La 4G va accélère l’essor de l’offre TV sur mobiles

En fait. Le 7 avril, le CSA, le CNC, la DGMIC, le SNPTV et l’ACCeS (chaînes conventionnées) ont publié la 12e édition du Guide des chaînes numériques.
En plus des 32 chaînes nationales présentes sur la TNT (dont 8 payantes),
207 sont sur les autres réseaux (câble, satellite, ADSL, mobile, Internet).

En clair. A fin 2013, elles sont au total 239 chaînes numériques qui sont en France autorisées, conventionnées ou déclarées auprès du Conseil supérieur de l’audiovisuel (CSA). Ainsi : 32 chaînes sont « autorisées » pour pouvoir utiliser une fréquence hertzienne attribuée par le CSA ; 152 chaînes sont « conventionnées » car elles n’utilisent pas de fréquences mais sont diffusées sur l’ADSL – toujours en tête des réseaux après l’hertzien (1) – le satellite, le câble, Internet, le mobile et la fibre optique ; 55 chaînes sont simplement « déclarées » car non seulement elles n’utilisent pas de fréquences (leur diffusion s’effectuant sur les autres réseaux précités) mais en plus elles ont un budget annuel inférieur à 150.000 euros. Mais ce triptyque réglementaire du PAF n’empêche pas aux 32 chaînes « autorisées » sur des fréquences hertziennes d’emprunter elles aussi les autres réseaux numériques que la TNT. Parmi eux, la diffusion télévisée sur mobile – qui fut freinée ces dernières années par les piètres performances de la 3G – devrait progresser significativement cette année grâce à la montée en charge de la 4G, dont les premières offres ont été lancées l’an dernier.

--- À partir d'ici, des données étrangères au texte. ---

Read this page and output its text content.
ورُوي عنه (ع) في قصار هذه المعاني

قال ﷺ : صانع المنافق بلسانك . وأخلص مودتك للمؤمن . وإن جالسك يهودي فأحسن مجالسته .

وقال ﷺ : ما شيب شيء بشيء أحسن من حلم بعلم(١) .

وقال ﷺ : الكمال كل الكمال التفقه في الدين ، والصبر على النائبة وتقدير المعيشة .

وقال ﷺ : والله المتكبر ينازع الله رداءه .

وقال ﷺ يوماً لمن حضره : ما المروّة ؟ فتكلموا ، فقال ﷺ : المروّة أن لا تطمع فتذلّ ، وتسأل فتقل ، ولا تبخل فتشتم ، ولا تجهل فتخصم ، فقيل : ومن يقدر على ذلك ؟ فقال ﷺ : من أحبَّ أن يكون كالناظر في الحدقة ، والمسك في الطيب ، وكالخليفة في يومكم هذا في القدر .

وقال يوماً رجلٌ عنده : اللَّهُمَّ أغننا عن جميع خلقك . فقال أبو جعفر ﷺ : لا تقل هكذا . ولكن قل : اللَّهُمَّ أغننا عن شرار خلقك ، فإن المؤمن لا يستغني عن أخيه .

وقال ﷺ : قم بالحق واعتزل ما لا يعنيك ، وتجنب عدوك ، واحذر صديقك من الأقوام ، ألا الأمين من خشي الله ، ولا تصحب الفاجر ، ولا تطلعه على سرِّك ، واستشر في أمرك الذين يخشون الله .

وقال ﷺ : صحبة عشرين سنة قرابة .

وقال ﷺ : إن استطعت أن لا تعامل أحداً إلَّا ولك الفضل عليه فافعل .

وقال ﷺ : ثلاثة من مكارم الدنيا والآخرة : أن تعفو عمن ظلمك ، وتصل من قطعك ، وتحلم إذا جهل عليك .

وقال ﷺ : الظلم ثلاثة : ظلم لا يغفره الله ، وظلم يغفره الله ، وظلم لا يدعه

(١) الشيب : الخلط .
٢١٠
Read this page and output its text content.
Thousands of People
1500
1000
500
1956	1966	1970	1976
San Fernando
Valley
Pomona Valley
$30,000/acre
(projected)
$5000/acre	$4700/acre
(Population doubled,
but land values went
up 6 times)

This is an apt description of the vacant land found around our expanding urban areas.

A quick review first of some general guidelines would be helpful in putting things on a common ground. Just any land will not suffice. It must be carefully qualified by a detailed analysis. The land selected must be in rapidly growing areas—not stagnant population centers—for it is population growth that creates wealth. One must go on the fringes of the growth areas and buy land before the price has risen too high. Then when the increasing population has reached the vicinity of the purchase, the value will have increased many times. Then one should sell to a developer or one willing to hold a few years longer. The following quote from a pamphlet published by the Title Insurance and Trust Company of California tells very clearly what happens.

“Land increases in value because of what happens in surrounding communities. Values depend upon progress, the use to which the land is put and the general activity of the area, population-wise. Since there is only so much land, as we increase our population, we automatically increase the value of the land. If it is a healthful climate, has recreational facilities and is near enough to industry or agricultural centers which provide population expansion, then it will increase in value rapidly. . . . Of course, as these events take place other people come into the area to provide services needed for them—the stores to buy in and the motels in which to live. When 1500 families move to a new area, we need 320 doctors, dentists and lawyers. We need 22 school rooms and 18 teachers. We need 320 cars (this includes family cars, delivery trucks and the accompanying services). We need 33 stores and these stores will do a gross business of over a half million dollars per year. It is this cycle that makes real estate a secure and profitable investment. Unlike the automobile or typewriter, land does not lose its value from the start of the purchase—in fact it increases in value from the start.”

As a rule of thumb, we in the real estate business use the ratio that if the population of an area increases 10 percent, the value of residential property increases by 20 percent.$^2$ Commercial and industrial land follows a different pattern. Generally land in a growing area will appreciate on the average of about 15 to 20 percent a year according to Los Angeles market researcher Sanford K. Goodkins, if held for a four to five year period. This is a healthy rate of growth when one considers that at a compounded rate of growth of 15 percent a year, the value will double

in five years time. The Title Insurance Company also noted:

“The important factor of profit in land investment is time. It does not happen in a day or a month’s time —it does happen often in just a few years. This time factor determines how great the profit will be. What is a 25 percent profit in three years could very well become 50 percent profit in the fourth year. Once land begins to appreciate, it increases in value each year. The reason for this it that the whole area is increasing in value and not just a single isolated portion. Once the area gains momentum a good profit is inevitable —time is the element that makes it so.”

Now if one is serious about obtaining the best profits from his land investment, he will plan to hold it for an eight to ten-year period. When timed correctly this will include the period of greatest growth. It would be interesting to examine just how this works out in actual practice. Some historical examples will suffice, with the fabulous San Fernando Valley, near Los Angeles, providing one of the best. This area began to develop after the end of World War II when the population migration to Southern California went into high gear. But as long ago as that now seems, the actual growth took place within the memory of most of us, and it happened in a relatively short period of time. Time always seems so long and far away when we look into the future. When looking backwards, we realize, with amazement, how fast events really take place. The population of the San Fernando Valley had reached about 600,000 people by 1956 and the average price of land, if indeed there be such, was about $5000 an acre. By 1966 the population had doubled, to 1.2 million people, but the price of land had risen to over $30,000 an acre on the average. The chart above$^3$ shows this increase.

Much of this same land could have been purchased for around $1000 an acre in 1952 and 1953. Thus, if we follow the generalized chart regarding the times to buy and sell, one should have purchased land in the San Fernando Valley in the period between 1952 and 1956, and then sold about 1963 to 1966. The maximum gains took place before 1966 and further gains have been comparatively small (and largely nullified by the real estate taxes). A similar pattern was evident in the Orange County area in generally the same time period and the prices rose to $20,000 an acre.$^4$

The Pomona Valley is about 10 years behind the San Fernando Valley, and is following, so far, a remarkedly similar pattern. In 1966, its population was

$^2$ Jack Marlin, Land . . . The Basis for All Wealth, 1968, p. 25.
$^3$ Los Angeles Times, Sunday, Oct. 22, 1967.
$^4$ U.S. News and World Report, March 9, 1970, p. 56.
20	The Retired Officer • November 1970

« L’accroissement de l’équipement en smartphones, leur ergonomie, le développement des forfaits ‘illimités’ tout inclus, la création d’applications et la possibilité de visionner
la télévision en mode Wifi tendent aujourd’hui à élargir le public de la télévision sur mobile. Le développement des réseaux mobiles dits de quatrième génération (4G
ou LTE) devrait accélérer son essor grâce à l’accroissement des débits de connexion par rapport à ceux existant aujourd’hui », souligne le Guide des chaînes numériques.
Selon l’Arcep, la France compte 37,3 millions de clients équipés d’un « mobile multimédia » au 31 décembre 2013 – soit quasiment la moitié du parc mobile.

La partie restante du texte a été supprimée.